Australians and the War in Burma 1942–1945
Big Sky Publishing, 2024 412 pp, ISBN 9781923144552
Editors: Andrew Kilsby and Daryl Moran
Reviewed by: Jean Bou
Two Victorian historians, Andrew Kilsby and Daryl Moran, have put together an edited book examining the role of Australians in the Burma Campaign of 1942–1945. By their telling, the book stemmed from researching and writing a history of the involvement of Australians in that campaign’s air war. In doing so they kept stumbling across other Australians that the war had brought to India and Burma. So plentiful were these examples that Kilsby and Moran decided the subject deserved a book in its own right, and this is the result.
The collection includes a dozen chapters by a dozen authors, each on a different topic, that trace out some aspect of Australian involvement. Because there was no specific Australian military contribution to the Burma Campaign, the chapters are largely what might be described as ‘incidents of the war’. That is, the ebb and flow of the war, imperial connections and a common foe led to Australians being there, either as individuals or as part of some group. So in this vein, for example, Karl James has written about special operations, Meghan Adams about women Red Cross volunteers in Ceylon, and Kama MacLean about Richard (RG) Casey’s time as Governor of West Bengal as it was afflicted by famine.
In doing so, the authors have cast light into niches of what is already a niche part of Australia’s war history. It is a trite habit of publishers to claim that a history book examines something ‘forgotten’ (all history is more or less forgotten), but in this case the claim is accurate enough. The book’s main value lies in featuring these relatively obscure experiences. In this way, it gives the individuals and groups a historical legacy while also offering a valuable insight into, and reminder of, how everyone’s war was different. We tend to think of wars as collective experiences, and they are that. More broadly, however, the currents of the war meant that individuals were taken to unexpected places to do unexpected things, and the kaleidoscopic range of stories in this book testifies to that variety. In doing so it also underlines how the ties of empire meant that certain Australians were drawn into a theatre of war that was of lesser importance to the rest of their compatriots.

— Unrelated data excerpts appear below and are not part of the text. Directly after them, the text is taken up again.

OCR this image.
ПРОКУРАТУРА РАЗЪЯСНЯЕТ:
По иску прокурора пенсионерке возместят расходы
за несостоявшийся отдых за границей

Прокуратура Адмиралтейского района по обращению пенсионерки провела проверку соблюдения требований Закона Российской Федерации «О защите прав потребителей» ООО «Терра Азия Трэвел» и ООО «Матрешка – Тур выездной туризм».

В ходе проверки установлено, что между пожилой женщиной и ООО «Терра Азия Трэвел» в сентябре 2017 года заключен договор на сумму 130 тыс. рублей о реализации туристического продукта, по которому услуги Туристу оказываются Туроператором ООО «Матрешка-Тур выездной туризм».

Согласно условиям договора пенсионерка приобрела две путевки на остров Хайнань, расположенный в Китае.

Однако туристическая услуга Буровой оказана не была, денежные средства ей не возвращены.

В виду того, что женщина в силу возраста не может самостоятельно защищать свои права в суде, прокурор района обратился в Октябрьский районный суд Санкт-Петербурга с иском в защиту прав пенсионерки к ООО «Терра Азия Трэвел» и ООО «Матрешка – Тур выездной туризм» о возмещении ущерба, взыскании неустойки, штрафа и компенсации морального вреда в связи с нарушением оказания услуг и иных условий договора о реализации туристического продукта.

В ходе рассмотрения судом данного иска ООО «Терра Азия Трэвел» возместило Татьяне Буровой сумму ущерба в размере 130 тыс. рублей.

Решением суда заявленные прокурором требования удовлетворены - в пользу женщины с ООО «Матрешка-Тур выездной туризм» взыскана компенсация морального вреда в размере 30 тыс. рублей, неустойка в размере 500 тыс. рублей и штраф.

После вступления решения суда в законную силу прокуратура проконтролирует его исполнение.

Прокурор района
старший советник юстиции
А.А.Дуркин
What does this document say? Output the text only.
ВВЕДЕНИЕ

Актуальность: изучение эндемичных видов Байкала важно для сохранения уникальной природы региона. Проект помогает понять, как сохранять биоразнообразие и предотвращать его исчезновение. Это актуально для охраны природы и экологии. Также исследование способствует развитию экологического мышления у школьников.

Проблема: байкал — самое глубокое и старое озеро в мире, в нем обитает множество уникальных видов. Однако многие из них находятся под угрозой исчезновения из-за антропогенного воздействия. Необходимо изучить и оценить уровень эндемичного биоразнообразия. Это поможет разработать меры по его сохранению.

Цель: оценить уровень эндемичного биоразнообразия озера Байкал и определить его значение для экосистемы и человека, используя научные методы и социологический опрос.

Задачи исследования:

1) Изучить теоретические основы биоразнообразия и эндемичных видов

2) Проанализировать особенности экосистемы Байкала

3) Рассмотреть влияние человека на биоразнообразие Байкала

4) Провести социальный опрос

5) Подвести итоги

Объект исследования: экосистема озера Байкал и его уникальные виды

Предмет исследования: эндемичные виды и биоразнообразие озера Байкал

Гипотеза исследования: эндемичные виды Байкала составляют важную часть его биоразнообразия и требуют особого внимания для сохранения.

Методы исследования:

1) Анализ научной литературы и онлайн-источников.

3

The editors have seemingly decided to emphasise these individual stories. Their own chapter about the air war, for example, provides enough about this aspect of the campaign to give some structure but focuses mostly on the experiences of Australian individuals in it. The result is a collection of personal vignettes but little historical analysis of the institutional, military and political currents or issues. If you are wondering about the conduct of the campaign, an examination of the institutions, the links of empire or policy debates, even as they pertained to Australia and the people it provided, you will have to look elsewhere.
Moreover, the attention to personal stories gives many of the chapters a ‘bitsy’ feel. Few individuals were directly involved in the war, let alone this theatre, from beginning to end. The war drew people in, and circumstances usually took them out again at some point, be it from illness, wounding, capture or death, or the banalities of belong posted somewhere else, or their specific utility coming to an end. The result is a collection of brief mentions of individuals as they have their moment in this book’s sun. Some of them were undoubtedly noteworthy in their own way. That the famous ‘hump’ air route over the Himalayas was pioneered by an Australian, Sydney de Kantzow, flying for a Chinese airline is a small historical gem, for example. In other cases, however, the material is less rewarding. Karl James has laboured mightily to eke out a chapter about Australian special operations personnel in the theatre, but it is apparent that he had a patchy historical record to draw on.
For these reasons it is perhaps not surprising that the chapters that tend to work best are those that have a stronger collective or institutional element to them. Tom Lewis’s chapter on the Royal Australian Navy in the Indian Ocean, for example, includes personal aspects while remaining well anchored by the progress of ships and episodes of the war at sea. Meghan Adams on the women of the Australian Red Cross, and Jaqueline Dinan on the Women’s Auxiliary Service are similarly aided by having an organisation to hang the subject’s experiences from. The same can be said of David Mitchelhill-Green’s arresting chapter on pioneering and maintaining Qantas’s remarkable wartime Indian Ocean route.
The book’s emphasis on personal vignettes should not dissuade you if you have a particular interest in the Burma Campaign or in pushing your knowledge into rarely explored aspects of Australia’s war history. In the Fight is a collection of well researched and written chapters. It is, to this point, probably the only place where you will find a concise treatment of Australians in the campaign—something that is unlikely to change in the foreseeable future.